100-year-old Benjamin Ferencz is a lawyer, writer, thinker and pacifist who investigated Nazi war crimes after the Second World War, and is the last surviving prosecutor from the Nuremberg War Crimes Trials.
He was chief prosecutor for the US Army at the Einsatzgruppen Trial, one of the 12 military trials held by the US authorities at Nuremberg in Germany from November 1945 to October 1946.
He later became an advocate for the establishment of an International Criminal Court to make war criminals accountable for their actions.
Listen to the full interview with Benjamin Ferencz
In his book Parting Words: 9 Lessons for a Remarkable Life he shares his extraordinary life story and some of the things he has learned along the way.
He was also the subject of the 2018 documentary Prosecuting Evil.
He says he first heard about the Einsatzgruppen when one of his researchers came to him at the Berlin office where he was investigating war crimes with a bundle of papers he had come upon.
The title of this document translated as Situation Reports from the Soviet Union – a banal title concealing documentation of appalling brutality - was a top-secret report to the Gestapo from the Einsatzgruppen.
"Their principle assignment was to kill all the Jews that existed anywhere. Whenever they entered a territory the German army had reached, the Einsatzgruppen went in to play and they murdered without pity or remorse every single Jewish man, woman and child.
"And then they reported that to Berlin, Berlin consolidated these reports into a combination of the four different Einsatzgruppen that existed A, B, C and D covering different terrains and they circulated that to about 99 distribution lists, 99 leaders of the Nazi Party and Nazi hierarchy."
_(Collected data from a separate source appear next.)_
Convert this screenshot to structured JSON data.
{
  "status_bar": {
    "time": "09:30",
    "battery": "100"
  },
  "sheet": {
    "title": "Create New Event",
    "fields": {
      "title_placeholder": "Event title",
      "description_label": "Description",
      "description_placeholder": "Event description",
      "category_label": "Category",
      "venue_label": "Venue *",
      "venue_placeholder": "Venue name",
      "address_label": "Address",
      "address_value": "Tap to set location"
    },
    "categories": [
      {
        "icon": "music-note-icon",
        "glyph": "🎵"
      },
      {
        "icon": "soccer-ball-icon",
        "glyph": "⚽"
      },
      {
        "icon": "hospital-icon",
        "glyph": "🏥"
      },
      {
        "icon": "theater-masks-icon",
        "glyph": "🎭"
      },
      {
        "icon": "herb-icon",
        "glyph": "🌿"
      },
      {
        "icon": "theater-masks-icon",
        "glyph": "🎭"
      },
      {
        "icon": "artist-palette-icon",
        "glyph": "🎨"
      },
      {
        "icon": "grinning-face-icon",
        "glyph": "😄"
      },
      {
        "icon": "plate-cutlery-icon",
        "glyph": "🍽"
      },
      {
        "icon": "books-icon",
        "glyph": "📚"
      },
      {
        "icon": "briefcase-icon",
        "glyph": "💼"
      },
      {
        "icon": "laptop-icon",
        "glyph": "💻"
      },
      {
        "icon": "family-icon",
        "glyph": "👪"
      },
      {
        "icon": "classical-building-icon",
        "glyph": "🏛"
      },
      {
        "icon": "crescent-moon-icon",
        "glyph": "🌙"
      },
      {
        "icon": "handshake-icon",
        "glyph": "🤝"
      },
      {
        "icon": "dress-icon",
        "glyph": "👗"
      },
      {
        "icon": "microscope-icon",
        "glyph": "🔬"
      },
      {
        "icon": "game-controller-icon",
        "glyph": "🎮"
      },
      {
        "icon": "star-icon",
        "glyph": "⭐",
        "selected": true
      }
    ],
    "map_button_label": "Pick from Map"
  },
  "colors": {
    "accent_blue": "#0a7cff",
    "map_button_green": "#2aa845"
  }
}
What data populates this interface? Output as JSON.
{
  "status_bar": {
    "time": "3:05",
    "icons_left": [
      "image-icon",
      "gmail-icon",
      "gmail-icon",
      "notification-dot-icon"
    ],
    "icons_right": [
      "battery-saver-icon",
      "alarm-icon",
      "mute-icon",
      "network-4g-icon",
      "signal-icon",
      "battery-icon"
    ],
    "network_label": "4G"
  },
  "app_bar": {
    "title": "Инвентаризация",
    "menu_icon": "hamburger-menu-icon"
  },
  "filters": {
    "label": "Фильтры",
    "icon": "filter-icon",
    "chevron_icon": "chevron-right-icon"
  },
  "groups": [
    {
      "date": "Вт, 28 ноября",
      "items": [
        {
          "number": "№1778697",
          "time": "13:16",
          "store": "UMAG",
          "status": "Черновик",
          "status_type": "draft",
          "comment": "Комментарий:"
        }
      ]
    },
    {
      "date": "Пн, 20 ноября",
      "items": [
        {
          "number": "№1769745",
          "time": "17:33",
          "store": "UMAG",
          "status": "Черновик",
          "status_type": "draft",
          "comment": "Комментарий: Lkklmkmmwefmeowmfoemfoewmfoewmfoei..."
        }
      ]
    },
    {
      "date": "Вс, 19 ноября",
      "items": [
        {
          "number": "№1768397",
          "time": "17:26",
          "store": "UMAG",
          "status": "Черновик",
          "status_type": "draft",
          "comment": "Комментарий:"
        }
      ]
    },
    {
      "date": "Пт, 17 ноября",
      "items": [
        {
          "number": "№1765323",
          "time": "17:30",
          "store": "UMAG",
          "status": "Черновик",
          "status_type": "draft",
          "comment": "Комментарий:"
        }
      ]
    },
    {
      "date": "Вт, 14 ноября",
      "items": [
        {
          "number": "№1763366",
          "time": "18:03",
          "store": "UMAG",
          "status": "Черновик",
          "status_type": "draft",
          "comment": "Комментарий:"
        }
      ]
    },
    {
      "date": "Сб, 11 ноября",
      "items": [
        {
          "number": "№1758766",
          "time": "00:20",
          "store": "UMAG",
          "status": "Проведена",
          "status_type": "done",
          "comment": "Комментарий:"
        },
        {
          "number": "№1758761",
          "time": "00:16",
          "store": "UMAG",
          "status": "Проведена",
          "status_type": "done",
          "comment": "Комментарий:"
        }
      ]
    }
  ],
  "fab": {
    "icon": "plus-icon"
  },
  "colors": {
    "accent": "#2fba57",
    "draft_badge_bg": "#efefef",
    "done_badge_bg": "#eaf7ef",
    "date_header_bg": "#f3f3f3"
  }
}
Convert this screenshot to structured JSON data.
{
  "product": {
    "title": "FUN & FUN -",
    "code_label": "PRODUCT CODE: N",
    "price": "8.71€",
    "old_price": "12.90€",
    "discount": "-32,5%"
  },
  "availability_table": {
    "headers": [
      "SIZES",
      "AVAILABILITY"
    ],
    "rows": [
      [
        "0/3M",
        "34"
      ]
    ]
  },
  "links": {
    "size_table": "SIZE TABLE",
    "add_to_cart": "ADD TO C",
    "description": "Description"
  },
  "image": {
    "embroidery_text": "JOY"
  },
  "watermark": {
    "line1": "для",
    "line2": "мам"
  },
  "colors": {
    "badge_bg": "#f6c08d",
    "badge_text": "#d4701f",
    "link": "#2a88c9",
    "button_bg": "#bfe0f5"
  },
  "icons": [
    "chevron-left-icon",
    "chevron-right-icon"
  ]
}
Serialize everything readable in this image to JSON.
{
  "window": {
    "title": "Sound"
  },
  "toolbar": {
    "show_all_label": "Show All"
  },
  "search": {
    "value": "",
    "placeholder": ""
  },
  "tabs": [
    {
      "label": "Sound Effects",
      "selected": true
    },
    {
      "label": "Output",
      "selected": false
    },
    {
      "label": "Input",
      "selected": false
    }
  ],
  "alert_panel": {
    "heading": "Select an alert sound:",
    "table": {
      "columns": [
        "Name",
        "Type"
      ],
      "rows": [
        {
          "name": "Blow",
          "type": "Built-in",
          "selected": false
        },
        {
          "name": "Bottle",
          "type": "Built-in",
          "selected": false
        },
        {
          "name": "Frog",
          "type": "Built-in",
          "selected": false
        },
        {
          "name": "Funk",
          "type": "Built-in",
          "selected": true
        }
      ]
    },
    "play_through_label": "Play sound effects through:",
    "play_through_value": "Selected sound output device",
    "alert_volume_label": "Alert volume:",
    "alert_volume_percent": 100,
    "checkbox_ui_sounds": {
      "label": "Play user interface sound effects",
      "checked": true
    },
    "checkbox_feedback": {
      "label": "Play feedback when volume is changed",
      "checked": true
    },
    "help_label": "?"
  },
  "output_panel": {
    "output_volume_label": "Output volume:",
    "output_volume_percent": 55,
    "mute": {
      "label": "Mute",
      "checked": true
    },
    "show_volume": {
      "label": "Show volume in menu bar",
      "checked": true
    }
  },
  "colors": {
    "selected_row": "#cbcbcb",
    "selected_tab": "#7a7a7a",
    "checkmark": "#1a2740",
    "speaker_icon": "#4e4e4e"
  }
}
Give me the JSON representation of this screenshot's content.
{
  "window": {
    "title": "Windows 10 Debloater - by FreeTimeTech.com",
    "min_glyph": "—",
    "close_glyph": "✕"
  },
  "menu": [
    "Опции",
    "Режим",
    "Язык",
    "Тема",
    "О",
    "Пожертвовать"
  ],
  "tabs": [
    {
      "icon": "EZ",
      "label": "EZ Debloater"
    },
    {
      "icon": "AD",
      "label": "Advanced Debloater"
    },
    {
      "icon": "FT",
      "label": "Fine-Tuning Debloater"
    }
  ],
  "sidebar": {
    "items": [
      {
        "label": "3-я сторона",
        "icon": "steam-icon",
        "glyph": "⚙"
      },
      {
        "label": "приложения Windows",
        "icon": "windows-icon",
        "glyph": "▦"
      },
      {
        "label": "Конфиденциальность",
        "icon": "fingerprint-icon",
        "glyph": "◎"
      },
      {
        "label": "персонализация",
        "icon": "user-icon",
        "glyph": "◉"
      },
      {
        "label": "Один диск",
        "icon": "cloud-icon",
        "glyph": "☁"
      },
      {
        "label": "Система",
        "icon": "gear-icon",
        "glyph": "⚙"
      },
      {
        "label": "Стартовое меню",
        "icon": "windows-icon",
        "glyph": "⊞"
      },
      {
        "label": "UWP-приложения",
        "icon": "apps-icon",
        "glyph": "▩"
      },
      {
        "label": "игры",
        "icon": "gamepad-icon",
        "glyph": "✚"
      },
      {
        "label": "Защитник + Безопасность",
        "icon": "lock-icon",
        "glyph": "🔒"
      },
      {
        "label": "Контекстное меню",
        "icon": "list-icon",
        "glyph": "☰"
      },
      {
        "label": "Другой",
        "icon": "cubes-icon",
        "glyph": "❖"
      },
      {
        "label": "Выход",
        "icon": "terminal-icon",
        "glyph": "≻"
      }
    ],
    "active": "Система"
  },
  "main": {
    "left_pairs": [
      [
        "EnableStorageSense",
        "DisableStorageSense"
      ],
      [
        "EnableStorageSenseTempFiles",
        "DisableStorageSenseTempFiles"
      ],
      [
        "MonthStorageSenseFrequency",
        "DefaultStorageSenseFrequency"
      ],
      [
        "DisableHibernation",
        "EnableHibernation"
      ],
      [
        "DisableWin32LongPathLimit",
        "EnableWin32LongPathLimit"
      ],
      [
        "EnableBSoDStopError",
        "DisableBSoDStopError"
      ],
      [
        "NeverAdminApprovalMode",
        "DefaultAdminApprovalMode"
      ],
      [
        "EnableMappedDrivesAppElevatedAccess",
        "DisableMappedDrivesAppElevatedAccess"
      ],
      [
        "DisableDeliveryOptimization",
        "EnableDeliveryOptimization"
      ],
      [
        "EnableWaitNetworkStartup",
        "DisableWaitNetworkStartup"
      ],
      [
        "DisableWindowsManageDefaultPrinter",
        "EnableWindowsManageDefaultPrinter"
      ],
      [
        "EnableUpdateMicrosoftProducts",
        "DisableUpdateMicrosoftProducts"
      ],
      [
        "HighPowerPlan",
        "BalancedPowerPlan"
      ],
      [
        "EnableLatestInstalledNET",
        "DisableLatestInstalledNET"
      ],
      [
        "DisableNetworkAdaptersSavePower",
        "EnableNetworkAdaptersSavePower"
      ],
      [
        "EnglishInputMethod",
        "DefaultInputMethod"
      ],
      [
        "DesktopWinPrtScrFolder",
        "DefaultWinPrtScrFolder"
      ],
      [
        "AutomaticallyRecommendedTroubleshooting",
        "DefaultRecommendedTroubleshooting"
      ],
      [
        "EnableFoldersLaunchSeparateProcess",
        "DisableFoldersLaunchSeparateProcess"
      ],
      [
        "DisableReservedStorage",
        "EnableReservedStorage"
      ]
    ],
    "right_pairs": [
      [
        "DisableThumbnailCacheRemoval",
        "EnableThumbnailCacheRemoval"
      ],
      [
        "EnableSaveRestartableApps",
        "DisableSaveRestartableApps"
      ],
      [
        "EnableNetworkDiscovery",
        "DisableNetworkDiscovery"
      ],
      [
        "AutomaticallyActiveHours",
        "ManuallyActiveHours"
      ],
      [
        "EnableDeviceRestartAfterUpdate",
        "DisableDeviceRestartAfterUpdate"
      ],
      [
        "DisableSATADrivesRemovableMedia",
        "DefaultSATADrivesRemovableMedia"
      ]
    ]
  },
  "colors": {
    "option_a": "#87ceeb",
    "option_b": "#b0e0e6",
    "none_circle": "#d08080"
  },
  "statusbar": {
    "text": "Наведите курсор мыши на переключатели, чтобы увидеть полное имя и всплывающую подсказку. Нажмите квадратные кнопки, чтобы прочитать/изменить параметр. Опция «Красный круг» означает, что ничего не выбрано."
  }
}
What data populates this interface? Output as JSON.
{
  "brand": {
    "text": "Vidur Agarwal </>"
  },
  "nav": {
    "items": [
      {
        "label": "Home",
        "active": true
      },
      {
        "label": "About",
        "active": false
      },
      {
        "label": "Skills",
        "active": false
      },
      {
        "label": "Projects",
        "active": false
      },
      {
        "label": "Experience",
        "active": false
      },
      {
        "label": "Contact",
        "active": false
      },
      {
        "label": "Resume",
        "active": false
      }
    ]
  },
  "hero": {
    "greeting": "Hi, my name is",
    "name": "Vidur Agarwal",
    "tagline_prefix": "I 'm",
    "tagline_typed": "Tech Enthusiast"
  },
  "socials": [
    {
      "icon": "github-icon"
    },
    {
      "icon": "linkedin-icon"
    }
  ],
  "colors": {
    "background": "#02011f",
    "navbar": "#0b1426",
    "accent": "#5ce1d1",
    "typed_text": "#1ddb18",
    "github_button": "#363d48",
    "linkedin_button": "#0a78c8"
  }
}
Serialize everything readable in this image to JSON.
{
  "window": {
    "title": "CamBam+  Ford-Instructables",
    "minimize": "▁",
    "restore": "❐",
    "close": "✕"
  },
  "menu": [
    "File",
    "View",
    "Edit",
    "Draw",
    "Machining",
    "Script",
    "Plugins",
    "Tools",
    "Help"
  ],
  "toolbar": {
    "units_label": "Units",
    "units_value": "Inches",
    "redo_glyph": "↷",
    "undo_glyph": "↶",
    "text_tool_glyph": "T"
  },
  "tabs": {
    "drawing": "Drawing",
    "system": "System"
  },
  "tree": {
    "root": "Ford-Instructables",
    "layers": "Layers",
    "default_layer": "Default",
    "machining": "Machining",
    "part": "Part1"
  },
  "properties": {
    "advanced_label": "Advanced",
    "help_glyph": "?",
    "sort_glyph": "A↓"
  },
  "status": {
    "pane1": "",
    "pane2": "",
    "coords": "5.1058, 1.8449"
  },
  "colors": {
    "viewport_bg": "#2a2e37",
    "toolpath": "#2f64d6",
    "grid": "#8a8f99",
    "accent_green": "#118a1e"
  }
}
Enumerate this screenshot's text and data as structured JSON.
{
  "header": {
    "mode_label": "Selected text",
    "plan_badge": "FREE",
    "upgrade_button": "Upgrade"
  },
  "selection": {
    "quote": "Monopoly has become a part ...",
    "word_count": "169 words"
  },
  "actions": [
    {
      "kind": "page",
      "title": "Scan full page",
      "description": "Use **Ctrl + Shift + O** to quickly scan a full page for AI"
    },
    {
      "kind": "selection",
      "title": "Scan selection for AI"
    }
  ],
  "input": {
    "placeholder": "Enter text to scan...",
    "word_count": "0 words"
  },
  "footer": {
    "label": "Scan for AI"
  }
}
Ferencz says he sat down with a small adding machine and set about the grim task of adding up the dead.
"When I reached a million people murdered by these Einsatzgruppen I took the next plane from Berlin to Nuremberg where General (Telford) Taylor was busy setting up the new trials and I said we better put on another trial. He said we can’t the Pentagon has already approved the budget, we’re already assigned all the lawyers, we’ll never get approval for another trial."
Ferencz was indignant:
"I said ‘you can’t let these bastards go, I have in my hand clear cut murder of a million people and I have the name of their commander, I have this official Top Secret report to Berlin.
"He said can you do it in addition to your other responsibilities?"
Ferencz was duly appointed as chief prosecutor "for what turned out to be the largest murder trial in human history."
He concluded his case in two days, and all 24 Einsatzgruppen leaders were convicted.
Ferencz called no witnesses, he had no need to, the Nazis kept scrupulous records, he says.
The best evidence is documentary evidence, Ferencz says.
"I could have called ten witnesses, they could have given ten different descriptions, I didn’t need that.
"I had the best available record which was their top-secret report to their superior officers."
The chief defendant in the trail was a man called Otto Ohlendorf.
"Otto Ohlendorf was the father of five children, he was an intelligent, well-educated man and when asked did he agree that his unit had killed 90,000 Jews, he said ‘No I can’t agree to that.’
"I said, ‘why not?’ he said well the men used to brag about the money count, so usually it was inflated a bit, but 60,000 to 70,000 that would likely be a more accurate figure."
Some of the people carrying out these mass murders were so enthused by their work that they bragged to inflate the number killed.
"Later they would say they were against it and so on… baloney - they went to their job with full joy."
He spoke with Ohlendorf privately once he had been sentenced to death, Ohlendorf said the massacres were a pre-emptive attack as Germany was at threat from Russian invasion.
Ohlendorf was hanged in 1951.
Einsatzgruppen didn’t act alone, he says, they had willing collaborators.
"They would have done it even without help but they welcomed the help.
"Antisemitism wasn’t something which suddenly popped up, it’s been a tradition for centuries as well."
The Nazis in a way were opportunistic, he says.
"The people in Lithuania and Romania and other countries they came out to watch the killing in many cases, I’m not saying every person in that country was an anti-Semite, that would not be correct, but many of them were."
After the war Ferencz was involved in arranging compensation for Jews who survived the war and was instrumental in the establishment of the International Criminal Court.
"This [Trump] administration, which I am happy to say is going out, has tried to sabotage the International Criminal Court, they invited me to come and make a closing statement in their first trail."
Ferencz, who was born into poverty to parents who fled persecution in Europe, has dedicated his life to international law and justice.
"Nobody pays me, I don’t represent anybody, I represent suffering humanity."